Interest rates are starting to inch up, with many expecting the Fed to raise rates a little more later this month. A recent strong jobs report is only making that more likely. If you have thought about refinancing your mortgage, you might want to think hard about it now, and perhaps lock in a low rate if you’re serious.
Refinancing is taking on a new home loan to pay off your old home loan. The new mortgage can have different features, such as a longer or shorter term, and it can lower your monthly payments, too.
Beef up your credit score
Before you start talking with lenders about refinancing your mortgage, make sure your credit score is strong — and if it’s not, spend some time looking into how you might raise your score , such as by correcting errors in your credit report, paying down debt, and paying bills on time. The table below shows what kind of difference a strong score can make. It reflects recent interest rates for someone borrowing $200,000 via a 30-year fixed-rate mortgage and makes clear how much you might save by boosting your score.
|FICO Score||APR||Monthly Payment||Total Interest Paid|
Compare APRs, not APYs
When shopping around and comparing mortgage interest rates , be sure to pay more attention to quoted annual percentage rates (APRs) than annual percentage yields (APYs). The APY will indeed reflect a loan’s interest rate, but the APR will more accurately reflect what you’ll be paying — because it incorporates expenses such as closing costs.
Pick the right length
When considering what kind of new mortgage to take on to replace your old one, think about how long you want your mortgage to last. Most people take on 30-year loans, and most people know about 15-year loans, which generally feature significantly higher payments and lower rates — but know that those are not the only options. There are 20-year mortgages, too, which offer a nice compromise between the 15- and 30-year loans. And there are even 40-year mortgages, as well as other lengths. Your best bet is to figure out how much you can comfortably afford in monthly mortgage payments and then get the shortest-term loan that matches up with that.
As you go through the process of getting pre-approved and approved for your new loan, make sure it won’t penalize you for making prepayments against your principal. Why? Well, because you can save gobs of money by paying more than you have to each month — or each quarter, each year, or just occasionally. The table below shows just how much someone might save by making various kinds of monthly prepayments. It assumes a 30-year $200,000 fixed-rate mortgage taken out at an interest rate of 4.5%. The regular monthly payment would be $1,013.38.
|Payment Method||Pay Off Loan In…||Total Interest Paid||Total Interest Saved|
|Minimum payment||30 years||$164,810||$0|
|$100 extra monthly||25 years||$133,066||$31,744|
|$200 extra monthly||21 years and 6 months||$112,056||$52,753|
|$500 extra monthly||15 years and 3 months||$76,698||$88,111|
|$1,000 extra monthly||10 years and 5 months||$50,679||$114,131|
Source: Author calculations at mtgprofessor.com.
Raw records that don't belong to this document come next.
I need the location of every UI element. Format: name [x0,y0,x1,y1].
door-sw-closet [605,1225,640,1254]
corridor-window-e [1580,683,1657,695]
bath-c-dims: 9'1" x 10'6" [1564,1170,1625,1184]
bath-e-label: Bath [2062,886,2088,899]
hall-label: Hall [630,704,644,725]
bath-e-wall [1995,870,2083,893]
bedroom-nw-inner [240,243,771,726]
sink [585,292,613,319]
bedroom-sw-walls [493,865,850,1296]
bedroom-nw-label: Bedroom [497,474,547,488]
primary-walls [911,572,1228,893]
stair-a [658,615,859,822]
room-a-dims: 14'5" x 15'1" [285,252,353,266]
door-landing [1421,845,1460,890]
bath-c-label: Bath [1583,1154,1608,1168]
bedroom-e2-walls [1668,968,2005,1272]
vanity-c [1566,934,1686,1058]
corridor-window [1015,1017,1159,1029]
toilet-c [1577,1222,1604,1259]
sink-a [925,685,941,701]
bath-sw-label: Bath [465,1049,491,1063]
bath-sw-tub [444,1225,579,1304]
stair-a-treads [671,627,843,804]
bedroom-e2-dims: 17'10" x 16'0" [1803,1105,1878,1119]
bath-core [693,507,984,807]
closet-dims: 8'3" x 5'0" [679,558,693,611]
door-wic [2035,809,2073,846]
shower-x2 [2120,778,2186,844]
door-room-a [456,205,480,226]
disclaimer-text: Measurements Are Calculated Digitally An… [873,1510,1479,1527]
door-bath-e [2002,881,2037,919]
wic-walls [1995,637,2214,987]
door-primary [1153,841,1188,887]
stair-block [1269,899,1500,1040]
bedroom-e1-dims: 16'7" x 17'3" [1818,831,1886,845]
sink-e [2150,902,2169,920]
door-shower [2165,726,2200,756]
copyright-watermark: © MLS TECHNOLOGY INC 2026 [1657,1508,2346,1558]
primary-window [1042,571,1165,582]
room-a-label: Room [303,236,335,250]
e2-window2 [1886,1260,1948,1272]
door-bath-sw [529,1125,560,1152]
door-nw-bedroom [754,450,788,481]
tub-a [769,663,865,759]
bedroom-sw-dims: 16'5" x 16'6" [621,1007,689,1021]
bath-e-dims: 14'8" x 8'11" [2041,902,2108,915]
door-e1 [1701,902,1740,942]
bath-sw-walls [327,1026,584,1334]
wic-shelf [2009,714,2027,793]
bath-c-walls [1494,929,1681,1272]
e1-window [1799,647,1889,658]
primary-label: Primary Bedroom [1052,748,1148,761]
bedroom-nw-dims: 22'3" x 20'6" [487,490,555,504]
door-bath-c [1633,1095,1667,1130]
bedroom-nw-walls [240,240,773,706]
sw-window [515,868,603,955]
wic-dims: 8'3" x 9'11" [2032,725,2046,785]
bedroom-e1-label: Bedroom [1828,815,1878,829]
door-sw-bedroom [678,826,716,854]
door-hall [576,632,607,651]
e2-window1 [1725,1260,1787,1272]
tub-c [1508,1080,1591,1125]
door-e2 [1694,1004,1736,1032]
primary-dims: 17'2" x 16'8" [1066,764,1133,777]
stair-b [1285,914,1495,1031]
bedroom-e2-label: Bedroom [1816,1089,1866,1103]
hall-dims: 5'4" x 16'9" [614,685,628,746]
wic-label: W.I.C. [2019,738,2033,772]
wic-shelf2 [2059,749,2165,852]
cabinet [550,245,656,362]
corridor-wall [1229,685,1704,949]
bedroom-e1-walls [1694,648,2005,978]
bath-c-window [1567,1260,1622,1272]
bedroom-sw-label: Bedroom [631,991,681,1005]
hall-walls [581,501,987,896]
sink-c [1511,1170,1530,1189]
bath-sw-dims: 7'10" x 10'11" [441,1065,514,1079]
Don’t fall for “no-cost” refinancings
There are always costs. Refinancings, like original mortgages, have closing costs — and you’ll either pay them upfront or they’ll be conveniently tacked onto your loan amount — which can increase your interest rate. It’s usually best to pay the costs upfront. (If you’re not planning to stay in the home long, though, it can be worth folding the closing costs into the loan, as you won’t be dealing with the higher interest rate for too long.)
Consider paying “points”
You may be able to lower your interest rate (and thus the amount you’ll pay in interest over the life of the loan) by paying “points.” A point is equal to one percentage of your loan value. So if you’re borrowing $200,000, a point would be $2,000. You can often reduce your loan’s interest rate by about 0.25% or so per point paid. This can be well worth it — as long as you expect to be in the home long enough to break even. If you’re saving $40 per month by paying a $2,000 point, dividend $2,000 by $40 and you’ll get 50, meaning that it will take 50 months before you break even.
Don’t take cash out
Many people refinance to cash out some of their home equity, but it’s generally best not to do so. As an example, imagine that your home is worth about $300,000. If you currently owe $150,000 on it and have $150,000 in home equity, you might refinance into a new $200,000 loan, keeping about $50,000 in cash. The cash is nice — and with current low interest rates it’s an inexpensive way to borrow money — but you’ve now set yourself up with a bigger mortgage and you have less home equity. Think carefully about whether it’s worth it. If you’re going to use the cash to pay off high-interest rate credit card debt, for example, that’s a smart money move. Know, too, that cash-out refinancings can carry higher interest rates than ones without cash-outs.
Refinancing can be a very effective way to save money — just be sure to go about the process in an informed manner, making sound choices along the way.